We Fear Change

Creating Python snaps

Written by Barry Warsaw in technology on Thu 02 April 2015. Tags: debugging, python, python3, ubuntu,

Background

Snappy Ubuntu Core is a new edition of the Ubuntu you know and love, with some interesting new features, including atomic, transactional updates, and a much more lightweight application deployment story than traditional Debian/Ubuntu packaging. Much of this work grew out of our development of a mobile/touch based version of Ubuntu for phones and tablets, but now Ubuntu Core is available for clouds and devices.
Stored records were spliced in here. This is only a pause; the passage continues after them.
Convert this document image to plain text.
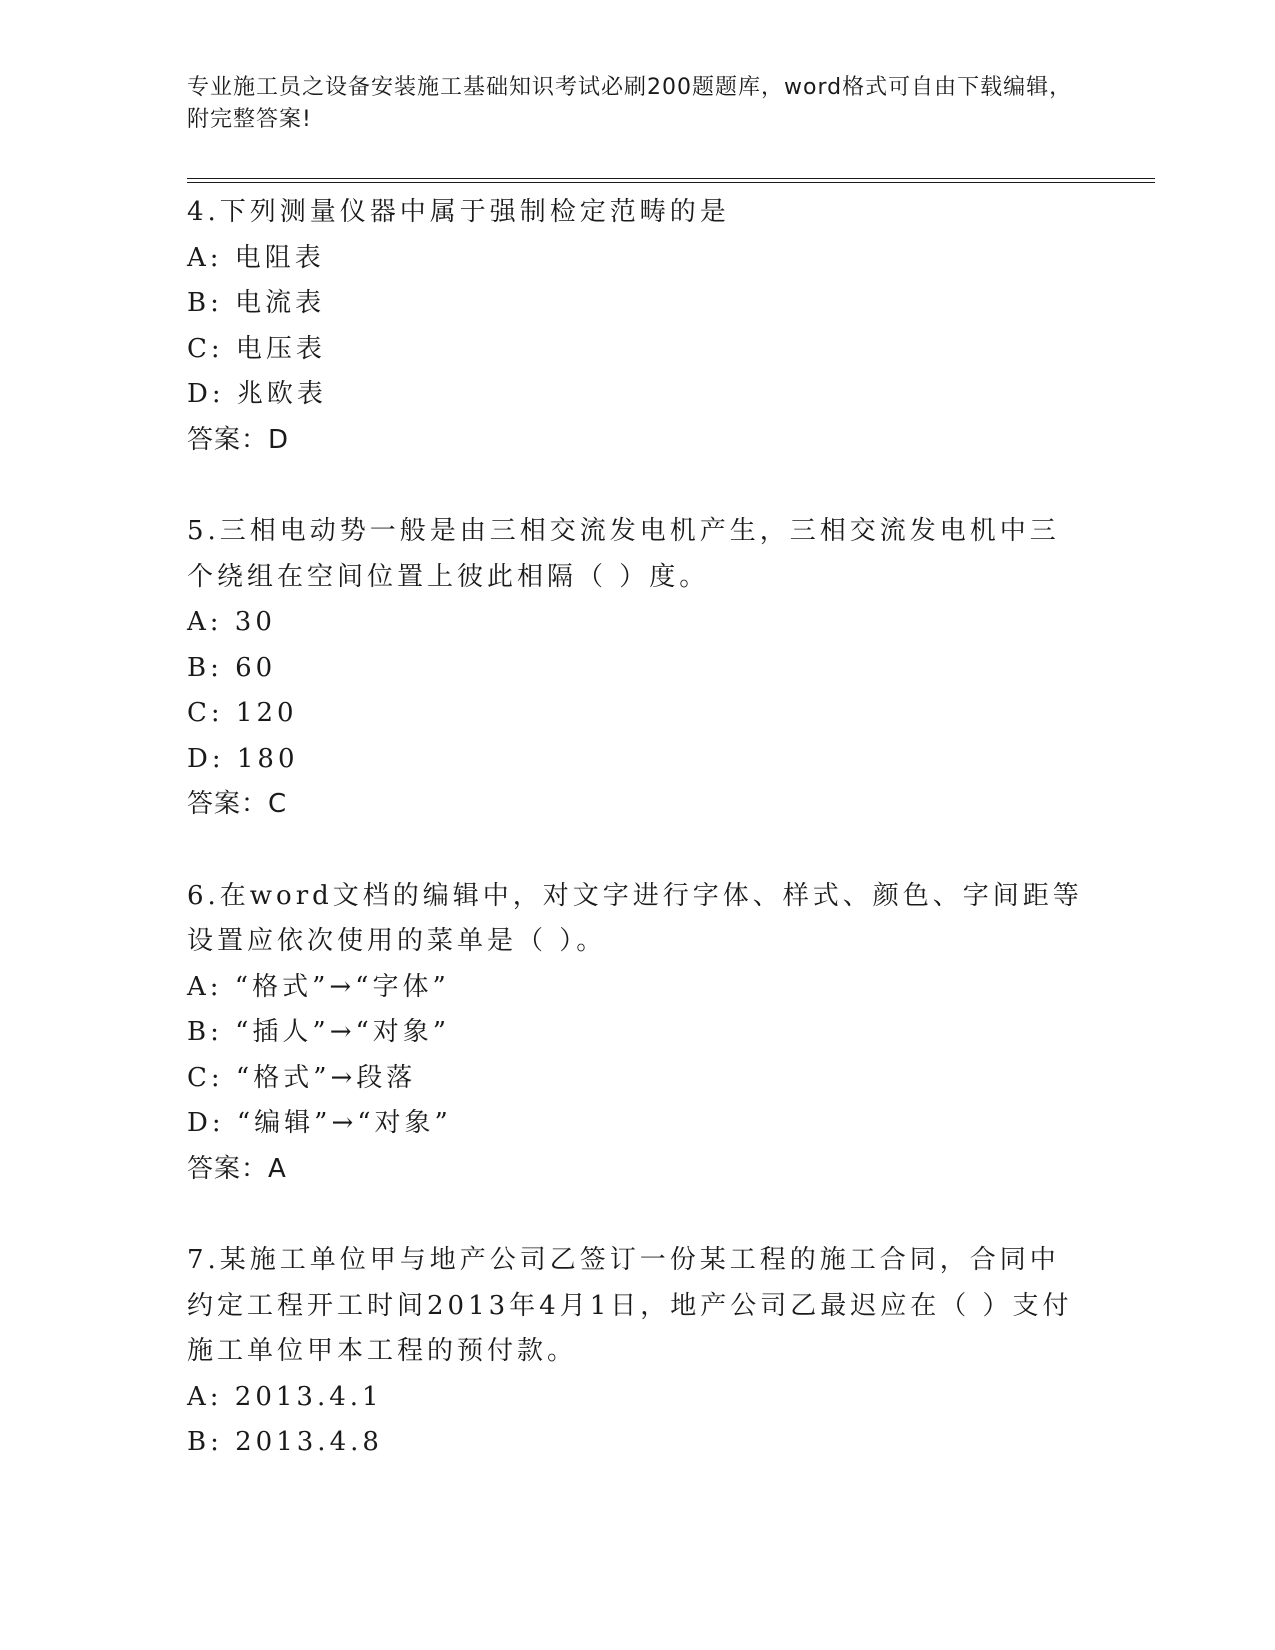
专业施工员之设备安装施工基础知识考试必刷200题题库，word格式可自由下载编辑，附完整答案!
4.下列测量仪器中属于强制检定范畴的是
A: 电阻表
B: 电流表
C: 电压表
D: 兆欧表
答案：D
5.三相电动势一般是由三相交流发电机产生，三相交流发电机中三个绕组在空间位置上彼此相隔（ ）度。
A: 30
B: 60
C: 120
D: 180
答案：C
6.在word文档的编辑中，对文字进行字体、样式、颜色、字间距等设置应依次使用的菜单是（ ）。
A: “格式”→“字体”
B: “插人”→“对象”
C: “格式”→段落
D: “编辑”→“对象”
答案：A
7.某施工单位甲与地产公司乙签订一份某工程的施工合同，合同中约定工程开工时间2013年4月1日，地产公司乙最迟应在（ ）支付施工单位甲本工程的预付款。
A: 2013.4.1
B: 2013.4.8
I find the transactional nature of upgrades to be very interesting. While you still get a perfectly normal Ubuntu system, your root file system is read-only, so traditional apt-get based upgrades don't work. Instead, your system version is image based; today you are running image 231 and tomorrow a new image is released to get you to 232. When you upgrade to the new image, you get all the system changes. We support both full and delta upgrades (the latter which reduces bandwidth), and even phased updates so that we can roll out new upgrades and quickly pull them from the server side if we notice a problem. Snappy devices even support rolling back upgrades on a single device, by using a dual-partition root file system. Phones generally don't support this due to lack of available space on the device.

Of course, the other part really interesting thing about Snappy is the lightweight, flexible approach to deploying applications. I still remember my early days learning how to package software for Debian and Ubuntu, and now that I'm both an Ubuntu Core Developer and Debian Developer, I understand pretty well how to properly package things. There's still plenty of black art involved, even for relatively easy upstream packages such as distutils/setuptools-based Python packages available on the Cheeseshop (er, PyPI). The Snappy approach on Ubuntu Core is much more lightweight and easy, and it doesn't require the magical approval of the archive elves, or the vagaries of PPAs, to make your applications quickly available to all your users. There's even a robust online store for publishing your apps.

There's lots more about Snappy apps and Ubuntu Core that I won't cover here, so I encourage you to follow the links for more information. You might also want to stop now and take the tour of Ubuntu Core (hey, I'm a poet and I didn't even realize it).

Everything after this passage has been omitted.